To strengthen security, consider using Microsoft Entra authentication, auditing, threat detection, row-level security, and dynamic data masking.

In addition to advanced management and security features, SQL Database provides tools that can help you monitor and tune your workload. Azure SQL Analytics (Preview) is an advanced solution for monitoring the performance of all of your databases in Azure SQL Database at scale and across multiple subscriptions in a single view. Azure SQL Analytics collects and visualizes key performance metrics with built-in intelligence for performance troubleshooting.
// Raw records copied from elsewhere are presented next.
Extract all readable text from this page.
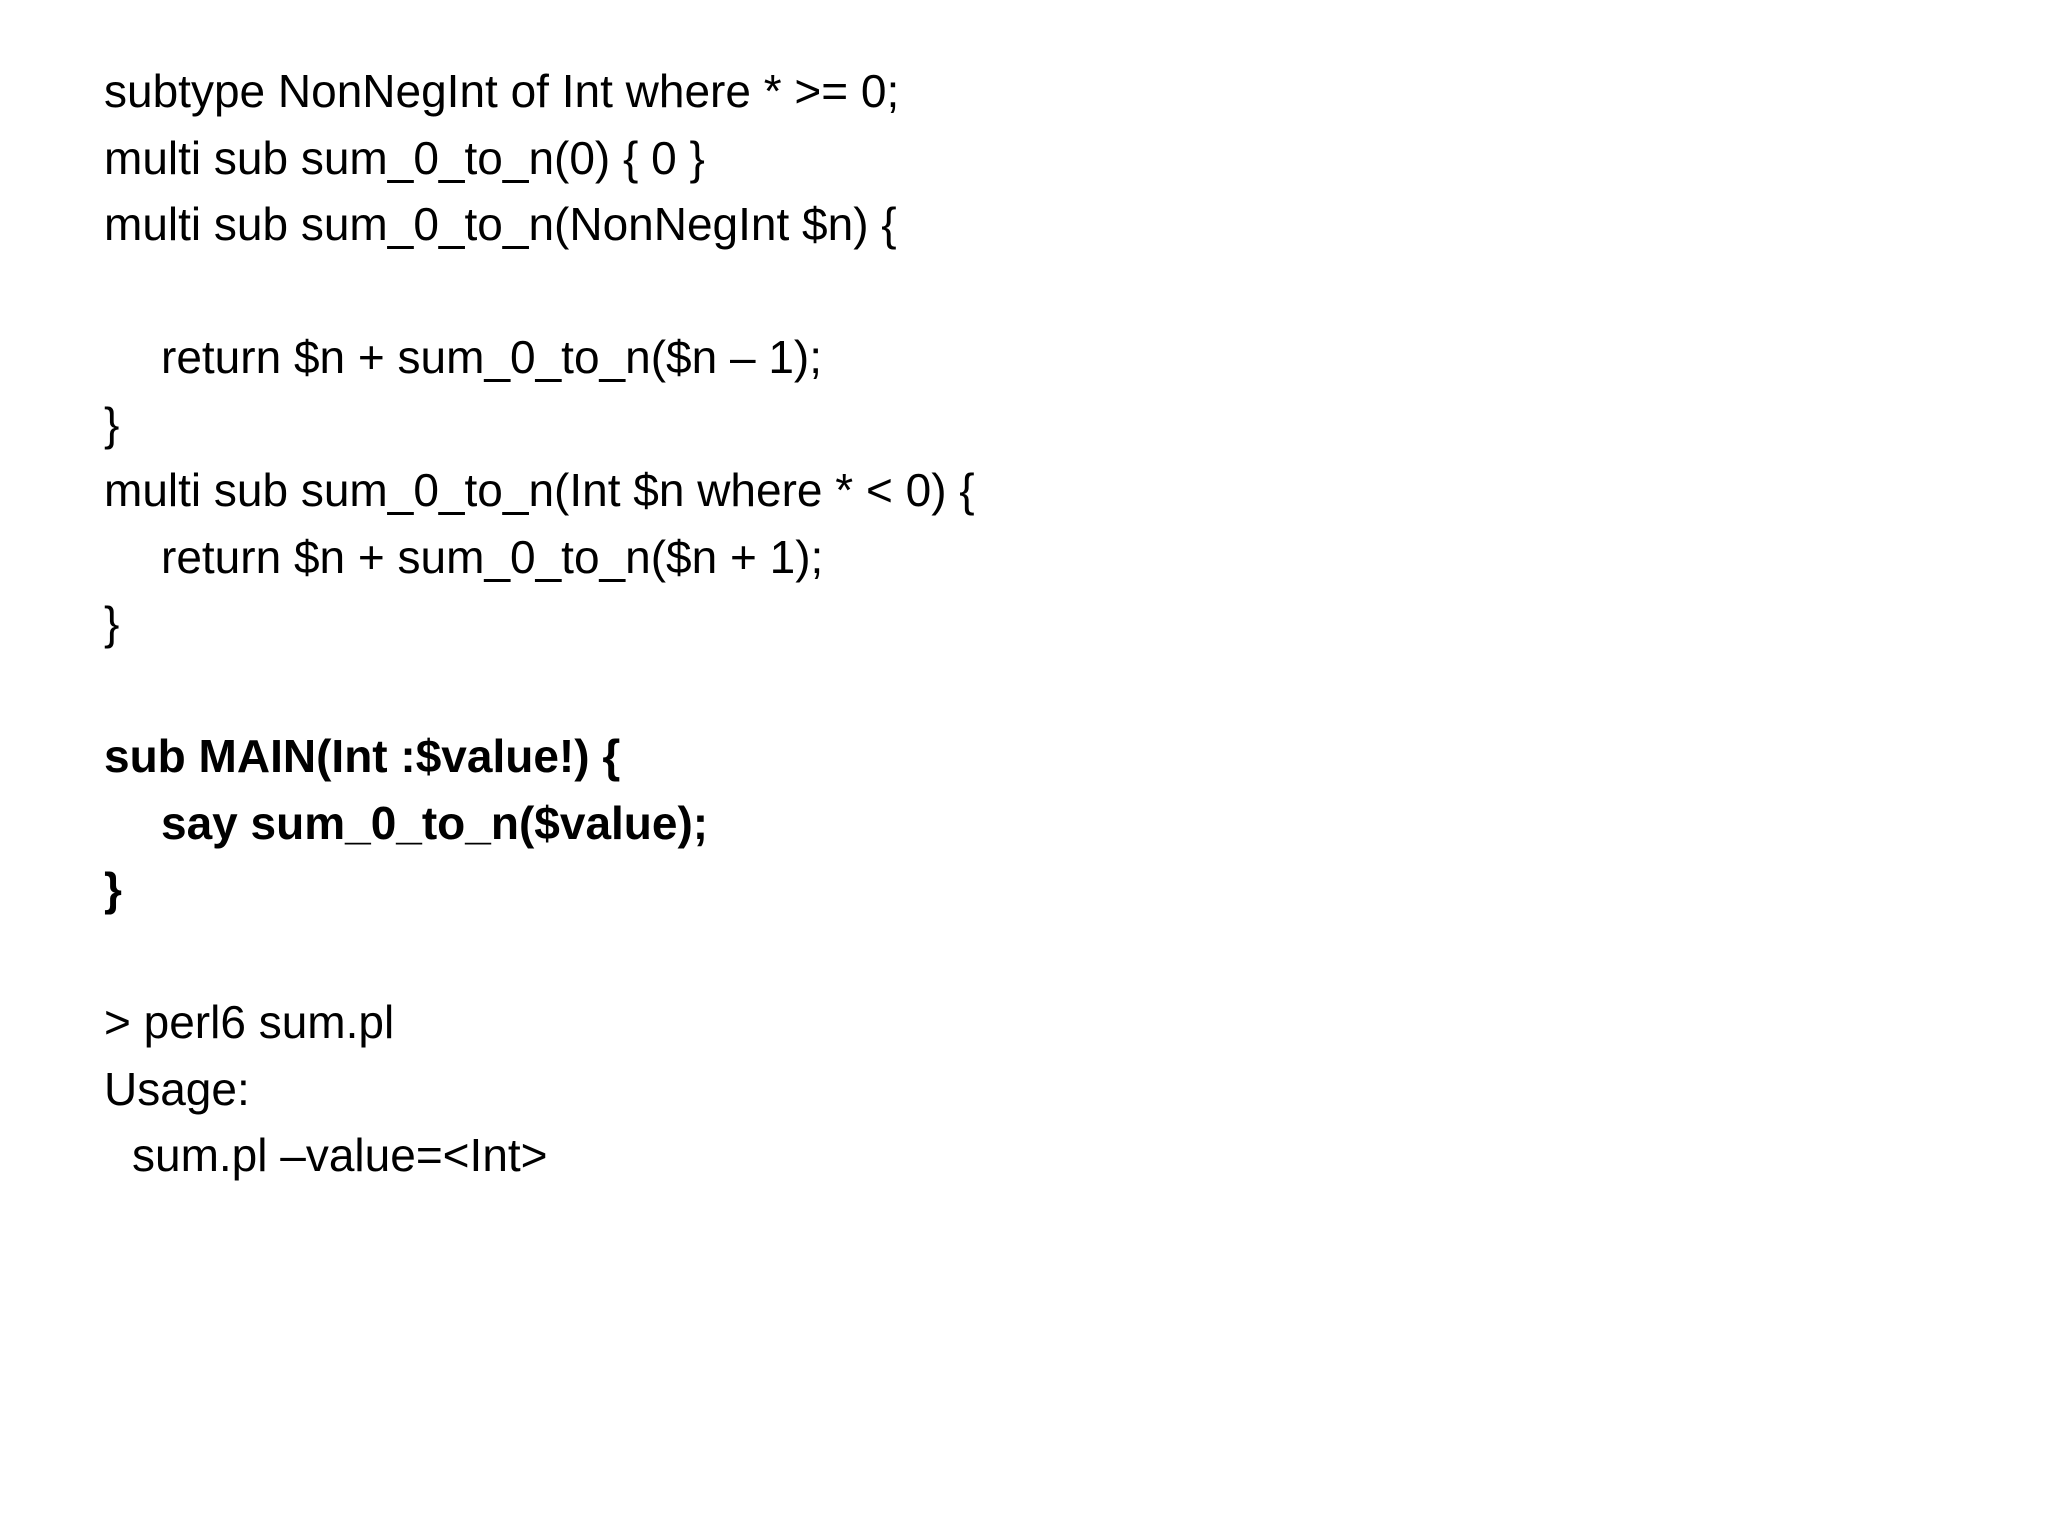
subtype NonNegInt of Int where * >= 0;
multi sub sum_0_to_n(0) { 0 }
multi sub sum_0_to_n(NonNegInt $n) {
return $n + sum_0_to_n($n – 1);
}
multi sub sum_0_to_n(Int $n where * < 0) {
return $n + sum_0_to_n($n + 1);
}
sub MAIN(Int :$value!) {
say sum_0_to_n($value);
}
> perl6 sum.pl
Usage:
sum.pl –value=<Int>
Automatic tuning continuously monitors performance of your SQL execution plan and automatically fixes identified performance issues.

Migration assets

For more assistance, see the following resources that were developed for real-world migration projects.

Asset Description
Data workload assessment model and tool This tool provides suggested "best fit" target platforms, cloud readiness, and an application/database remediation level for a workload. It offers simple, one-click calculation and report generation that helps to accelerate large estate assessments by providing an automated and uniform decision process for target platforms.
Bulk database creation with PowerShell You can use a set of three PowerShell scripts that create a resource group (create_rg.ps1), the logical server in Azure (create_sqlserver.ps1), and a SQL database (create_sqldb.ps1). The scripts include loop capabilities so you can iterate and create as many servers and databases as necessary.
Bulk schema deployment with MSSQL-Scripter and PowerShell This asset creates a resource group, creates one or multiple logical servers in Azure to host Azure SQL Database, exports every schema from an on-premises SQL Server instance (or multiple SQL Server 2005+ instances), and imports the schemas to Azure SQL Database.
Convert SQL Server Agent jobs into elastic database jobs This script migrates your source SQL Server Agent jobs to elastic database jobs.
Utility to move on-premises SQL Server logins to Azure SQL Database A PowerShell script can create a T-SQL command script to re-create logins and select database users from on-premises SQL Server to Azure SQL Database. The tool allows automatic mapping of Windows Server Active Directory accounts to Microsoft Entra accounts, along with optionally migrating SQL Server native logins.
Perfmon data collection automation by using Logman You can use the Logman tool to collect Perfmon data (to help you understand baseline performance) and get migration target recommendations. This tool uses logman.exe to create the command that will create, start, stop, and delete performance counters set on a remote SQL Server instance.

The Data SQL Engineering team developed these resources. This team's core charter is to unblock and accelerate complex modernization for data platform migration projects to Microsoft's Azure data platform.